Distinguishing Orbiting and Infalling Dark Matter Particles with Machine Learning
Ze'ev Vladimir, Calvin Osinga, Benedikt Diemer, Edgar M. Salazar, Eduardo Rozo
TL;DR
This work addresses artifacts from traditional halo boundaries by defining halos as the orbiting particle set within a potential well and introduces a scalable, two-epoch classification approach. An XGBoost classifier uses six inputs—$r/R_{\rm 200m}$, $v_r/V_{\rm 200m}$, and $v_t/V_{\rm 200m}$ at two epochs separated by one dynamical time—to distinguish orbiting from infalling particles, achieving ~97% accuracy against trajectory-based ground truth. It reproduces orbiting and infalling density profiles within ~5% out to $R_{\rm 200m}$ and generalizes to a Planck-like cosmology, demonstrating robust performance across cosmologies. SHAP analysis shows radius features dominate the decision, while the method offers a fast, scalable alternative to full orbital tracking for large N-body simulations, with public code and models released for broader use.
Abstract
Dark matter halos are typically defined as spheres that enclose some overdensity, but these sharp, somewhat arbitrary boundaries introduce non-physical artifacts such as backsplash halos, pseudo-evolution, and an incomplete accounting of halo mass. A more physically motivated alternative is to define halos as the collection of particles that are physically orbiting within their potential well. However, existing methods to classify particles as orbiting or infalling suffer from trade-offs between accuracy, computational cost, and generalizability across cosmologies. We present an efficient, yet accurate, supervised machine learning approach using decision trees.
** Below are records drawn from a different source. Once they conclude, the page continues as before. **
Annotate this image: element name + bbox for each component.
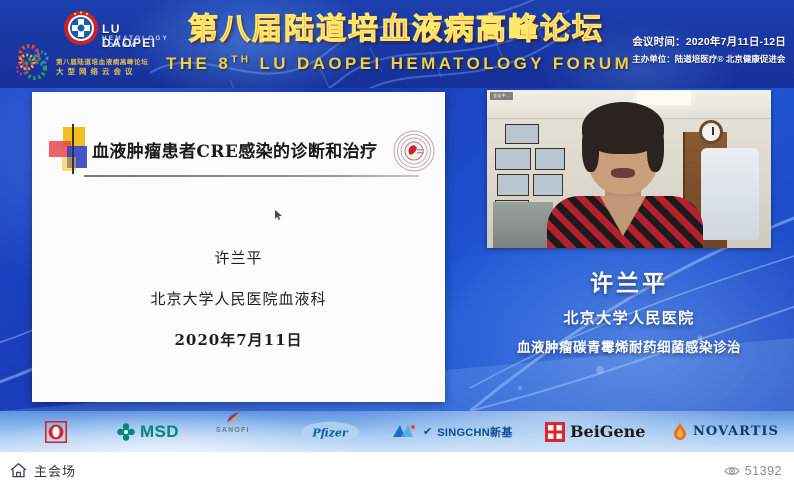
pfizer-oval-icon: Pfizer [300,421,360,443]
speaker-name: 许兰平 [487,264,771,298]
sponsor-logo-item[interactable]: MSD [117,411,179,452]
red-square-lens-icon [45,421,67,443]
speaker-hair-side [647,124,664,172]
eye-icon [724,465,740,477]
speaker-hair-side [582,124,599,172]
hanging-coat [701,148,759,240]
bottom-toolbar: 主会场 51392 [0,452,794,489]
presentation-slide[interactable]: 血液肿瘤患者CRE感染的诊断和治疗 许兰平 北京大学人民医院血液科 2020年7… [32,92,445,402]
slide-body-line: 2020年7月11日 [32,329,445,350]
wall-picture-frame [495,148,531,170]
singchn-icon [392,423,418,441]
wall-picture-frame [535,148,565,170]
slide-title-rule [84,175,419,177]
sponsor-name: NOVARTIS [693,424,779,439]
room-selector[interactable]: 主会场 [10,461,76,480]
hospital-seal-icon [393,130,435,172]
wall-picture-frame [505,124,539,144]
novartis-flame-icon [672,422,688,442]
stage-area: 血液肿瘤患者CRE感染的诊断和治疗 许兰平 北京大学人民医院血液科 2020年7… [0,88,794,411]
wall-clock-icon [699,120,723,144]
slide-title: 血液肿瘤患者CRE感染的诊断和治疗 [92,137,412,162]
cross-shield-icon [63,10,99,46]
sponsor-name: BeiGene [570,422,645,441]
event-host: 主办单位：陆道培医疗® 北京健康促进会 [632,53,786,65]
sponsor-logo-item[interactable]: Pfizer [300,411,360,452]
shelf-clutter [493,202,553,248]
sponsor-logo-item[interactable] [45,411,67,452]
event-title-en-sup: TH [231,54,251,65]
forum-logo: LU DAOPEI HEMATOLOGY FORUM 第八届陆道培血液病高峰论坛… [8,6,173,84]
event-time: 会议时间：2020年7月11日-12日 [632,34,786,49]
mouse-cursor-icon [275,210,283,221]
wall-picture-frame [497,174,529,196]
ceiling-light-icon [637,91,691,105]
sponsor-logo-bar: MSD SANOFI Pfizer ✔ SINGCHN新基 [0,411,794,452]
wall-picture-frame [533,174,563,196]
singchn-separator: ✔ [423,425,432,438]
slide-body-line: 许兰平 [32,247,445,268]
speaker-video-feed[interactable]: 会议中… [487,90,771,248]
sponsor-name: MSD [140,422,179,442]
view-count-value: 51392 [745,464,782,478]
event-header-banner: LU DAOPEI HEMATOLOGY FORUM 第八届陆道培血液病高峰论坛… [0,0,794,88]
logo-brand-cn-1: 第八届陆道培血液病高峰论坛 [56,56,148,66]
video-overlay-label: 会议中… [490,92,513,100]
event-title-en-suffix: LU DAOPEI HEMATOLOGY FORUM [259,54,632,73]
sanofi-bird-icon [224,411,242,426]
sponsor-logo-item[interactable]: ✔ SINGCHN新基 [392,411,513,452]
svg-text:Pfizer: Pfizer [311,426,349,439]
speaker-organization: 北京大学人民医院 [487,307,771,328]
event-title-en: THE 8TH LU DAOPEI HEMATOLOGY FORUM [166,54,626,74]
sponsor-logo-item[interactable]: BeiGene [545,411,645,452]
msd-clover-icon [117,423,135,441]
event-title-en-prefix: THE 8 [166,54,231,73]
event-meta: 会议时间：2020年7月11日-12日 主办单位：陆道培医疗® 北京健康促进会 [632,34,786,65]
room-label: 主会场 [34,461,76,480]
live-stream-page: LU DAOPEI HEMATOLOGY FORUM 第八届陆道培血液病高峰论坛… [0,0,794,489]
beigene-square-icon [545,422,565,442]
viewer-count: 51392 [724,464,782,478]
logo-brand-cn-2: 大型网络云会议 [56,66,137,77]
speaker-mouth [611,168,635,178]
sponsor-logo-item[interactable]: SANOFI [216,411,250,452]
sponsor-logo-item[interactable]: NOVARTIS [672,411,779,452]
event-title-cn: 第八届陆道培血液病高峰论坛 [166,12,626,48]
sponsor-name: SINGCHN新基 [437,424,512,440]
sponsor-name: SANOFI [216,427,250,434]
slide-body-line: 北京大学人民医院血液科 [32,288,445,309]
logo-brand-sub-en: HEMATOLOGY FORUM [102,35,173,49]
home-icon[interactable] [10,462,27,479]
colorful-eight-ring-icon [13,42,59,82]
slide-body: 许兰平 北京大学人民医院血液科 2020年7月11日 [32,247,445,350]
speaker-topic: 血液肿瘤碳青霉烯耐药细菌感染诊治 [487,336,771,356]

The classification is based on only the particle radii and velocities at two epochs. Compared to detailed analysis of particle trajectories, we find that our model matches the classification of 97\% of particles. Consequently, we are able to quickly and accurately reproduce the density profiles of the orbiting and infalling components out to many virial radii. We demonstrate that our model generalizes to a significantly different cosmology that lies outside the training dataset. We make publicly available both our final model and the code to train similar models.